Il existe bien sûr des romans dits classiques que l'on n'a jamais lus, mais dont on sait leur potentielle exceptionnelle richesse. Par leur titre, intriguant, et par leur auteur, l'un des plus grands que la littérature moderne n'ait jamais connue. Victor Hugo est exilé sur l'île de Guernesey, à Hauteville House, lorsque ce roman est publié en 1866. Comme il l'écrit dans sa dédicace " je dédie ce livre au rocher d'hospitalité et de liberté, à ce coin de vieille terre normande où vit le noble petit peuple de la mer, à l'île de Guernesey, sévère et douce, mon asile actuel, mon tombeau probable"

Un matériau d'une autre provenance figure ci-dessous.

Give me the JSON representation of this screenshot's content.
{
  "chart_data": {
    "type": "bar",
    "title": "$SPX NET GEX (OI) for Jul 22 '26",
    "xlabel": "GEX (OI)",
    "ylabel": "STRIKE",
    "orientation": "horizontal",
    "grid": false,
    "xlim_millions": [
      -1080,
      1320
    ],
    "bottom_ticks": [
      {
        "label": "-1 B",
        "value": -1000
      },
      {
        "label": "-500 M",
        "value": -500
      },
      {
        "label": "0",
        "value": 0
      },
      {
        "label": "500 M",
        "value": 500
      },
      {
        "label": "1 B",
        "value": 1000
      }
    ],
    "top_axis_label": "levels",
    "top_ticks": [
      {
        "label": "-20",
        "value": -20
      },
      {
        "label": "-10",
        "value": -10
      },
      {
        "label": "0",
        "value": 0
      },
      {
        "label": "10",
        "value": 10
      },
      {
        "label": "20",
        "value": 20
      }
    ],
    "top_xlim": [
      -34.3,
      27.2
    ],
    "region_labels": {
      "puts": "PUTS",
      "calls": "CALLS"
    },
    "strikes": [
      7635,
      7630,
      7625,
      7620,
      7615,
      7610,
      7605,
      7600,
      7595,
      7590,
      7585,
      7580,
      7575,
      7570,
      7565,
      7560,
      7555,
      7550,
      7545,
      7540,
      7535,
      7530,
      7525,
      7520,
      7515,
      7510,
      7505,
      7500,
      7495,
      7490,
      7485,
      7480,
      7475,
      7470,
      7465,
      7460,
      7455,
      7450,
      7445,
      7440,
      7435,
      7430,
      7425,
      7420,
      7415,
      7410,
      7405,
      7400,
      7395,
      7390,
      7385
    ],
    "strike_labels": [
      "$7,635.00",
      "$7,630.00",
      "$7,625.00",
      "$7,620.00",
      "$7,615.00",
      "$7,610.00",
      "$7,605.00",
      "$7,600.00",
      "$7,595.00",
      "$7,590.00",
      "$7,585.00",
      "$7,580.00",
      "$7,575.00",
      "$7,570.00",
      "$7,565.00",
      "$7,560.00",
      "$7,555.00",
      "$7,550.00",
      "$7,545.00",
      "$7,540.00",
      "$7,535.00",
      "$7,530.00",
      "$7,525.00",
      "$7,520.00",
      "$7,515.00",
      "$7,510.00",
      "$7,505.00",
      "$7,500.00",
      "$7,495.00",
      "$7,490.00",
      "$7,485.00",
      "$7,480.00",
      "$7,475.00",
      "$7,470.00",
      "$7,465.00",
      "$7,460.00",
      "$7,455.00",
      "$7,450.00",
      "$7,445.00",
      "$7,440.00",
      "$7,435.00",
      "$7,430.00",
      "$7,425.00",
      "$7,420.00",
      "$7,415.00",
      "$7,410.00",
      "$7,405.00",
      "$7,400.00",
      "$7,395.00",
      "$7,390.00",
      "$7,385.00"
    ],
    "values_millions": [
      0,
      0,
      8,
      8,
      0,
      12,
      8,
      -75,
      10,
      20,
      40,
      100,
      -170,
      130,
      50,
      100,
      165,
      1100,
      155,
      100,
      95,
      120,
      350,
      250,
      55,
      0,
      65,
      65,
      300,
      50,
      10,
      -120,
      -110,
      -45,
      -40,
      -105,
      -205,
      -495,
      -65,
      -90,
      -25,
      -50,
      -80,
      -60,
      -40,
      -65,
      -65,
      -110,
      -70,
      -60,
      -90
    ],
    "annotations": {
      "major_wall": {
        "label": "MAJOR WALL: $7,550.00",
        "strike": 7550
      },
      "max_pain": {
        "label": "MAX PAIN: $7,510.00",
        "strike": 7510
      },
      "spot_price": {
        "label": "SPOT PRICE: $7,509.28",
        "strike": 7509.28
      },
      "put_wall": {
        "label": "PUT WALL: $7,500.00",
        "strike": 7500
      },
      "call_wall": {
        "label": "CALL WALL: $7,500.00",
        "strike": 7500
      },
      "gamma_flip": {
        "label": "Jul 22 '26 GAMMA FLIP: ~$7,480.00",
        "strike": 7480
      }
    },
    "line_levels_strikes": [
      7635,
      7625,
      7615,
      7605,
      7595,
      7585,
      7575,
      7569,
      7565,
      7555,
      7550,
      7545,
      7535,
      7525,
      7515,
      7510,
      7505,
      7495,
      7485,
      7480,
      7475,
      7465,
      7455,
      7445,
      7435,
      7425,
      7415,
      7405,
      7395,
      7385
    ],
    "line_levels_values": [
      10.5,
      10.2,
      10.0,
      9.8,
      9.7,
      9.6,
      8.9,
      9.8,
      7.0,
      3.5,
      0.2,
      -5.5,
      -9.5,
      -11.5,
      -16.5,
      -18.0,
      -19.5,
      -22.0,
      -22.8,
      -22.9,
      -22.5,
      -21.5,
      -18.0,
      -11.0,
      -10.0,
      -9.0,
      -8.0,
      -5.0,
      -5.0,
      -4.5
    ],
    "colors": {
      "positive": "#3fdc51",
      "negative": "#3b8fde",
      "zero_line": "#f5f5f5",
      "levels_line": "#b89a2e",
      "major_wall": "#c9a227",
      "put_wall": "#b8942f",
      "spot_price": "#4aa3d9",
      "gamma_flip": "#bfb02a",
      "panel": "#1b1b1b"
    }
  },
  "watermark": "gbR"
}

De plus, dans son introduction originale, il replace le thème de ce dernier dans une sorte de triple Ananké (fatalité ) débuté dans deux de ses plus célèbres fresques romanesques. "La religion, la société, telles sont les trois luttes de l'homme. Ces trois luttes sont en même temps ses trois besoins (...) Dans Notre-Dame de Paris, l'auteur a dénoncé le premier, dans les Misérables, il a signalé le second, dans ce livre il indique le troisième. A ces trois fatalités qui enveloppent l'homme, se mêle la fatalité intérieure, l'ananké suprême, le coeur humain."
On ne peut pas mieux dire lorsque l'on referme Les travailleurs de la mer. Cette histoire forte est mue par des forces naturelles si intenses et si bien décrites, que l'ont les ressent jusqu'au plus profond de notre être. Le suspens de l'intrigue première, naviguant tel un thriller du meilleur tonneau, est resituée à l'aune des évolutions technologiques de l'époque, et l'on est autant intéressé par l'arrivée de la Durande, cet engin maritime à vapeur, l’un des premiers, que par le revolver récemment inventé, que l'un des protagonistes cherche à acquérir pour son plan diabolique. Mais tout cela ne serait pas grand chose sans la force du drame passionnel qui se noue dès l'ouverture, et sous-tendant, mais jusqu'à se faire presqu'oublier, l'histoire centrale, bien plus tangible et dangereuse. Gilliat, notre héros rejeté, mais force de la nature, va justement être amené à la combattre, et oh combien de belle manière. Le passage de travaux titanesques entrepris au milieu des éléments déchaînés est un monument de tension romanesque et de description des forces naturelles, comme rarement lu ailleurs.
Si Michel Durand a déjà une belle carrière de dessinateur derrière lui, ayant publié son premier album en 1985 chez Glénat, et qu'il a très vite séduit les amateurs par un trait classique précis, on n'avait jamais encore eu l'occasion, à part peut-être dans ses œuvres noires réalisées sous pseudonyme Durandur (1995 et 2005-2007) - où il a usé de lavis gris sur un trait fin - de s'extasier autant devant ses réalisations. Et même s’il a du quelque peu s’entraîner avec la thématique marine et les éléments sauvages dans son précédent album retraçant l’expédition de 1845 du capitaine Franklin en Arctique (Franklin, Glénat 2022), ici, dans un travail exceptionnel lui ayant pris environ trois ans, il réalise l'impensable, et ce que d'aucuns auraient sans doute souhaité voir dès la parution de la première édition illustrée du roman de Victor Hugo. A savoir : de grandes planches dessinées avec une technique de hachures et de volutes noires et blanches, reproduisant en grand format le plus beau de ce que la technique de gravure a pu offrir au fil des siècles. On est subjugué par le rendu de ces planches, parfois doubles, que l'on déguste avec un ravissement qui est au moins égal au plaisir de la lecture du texte lui-même. La scène de la bataille homme-animal restera aussi l'une des plus extrêmes et palpitantes qu'il m'ait été donné de voir et lire. Mais tout dans ce livre invite au ravissement ; aussi, n'hésitez pas une seconde. Il s'agit vraiment d'un bijoux rare et précieux.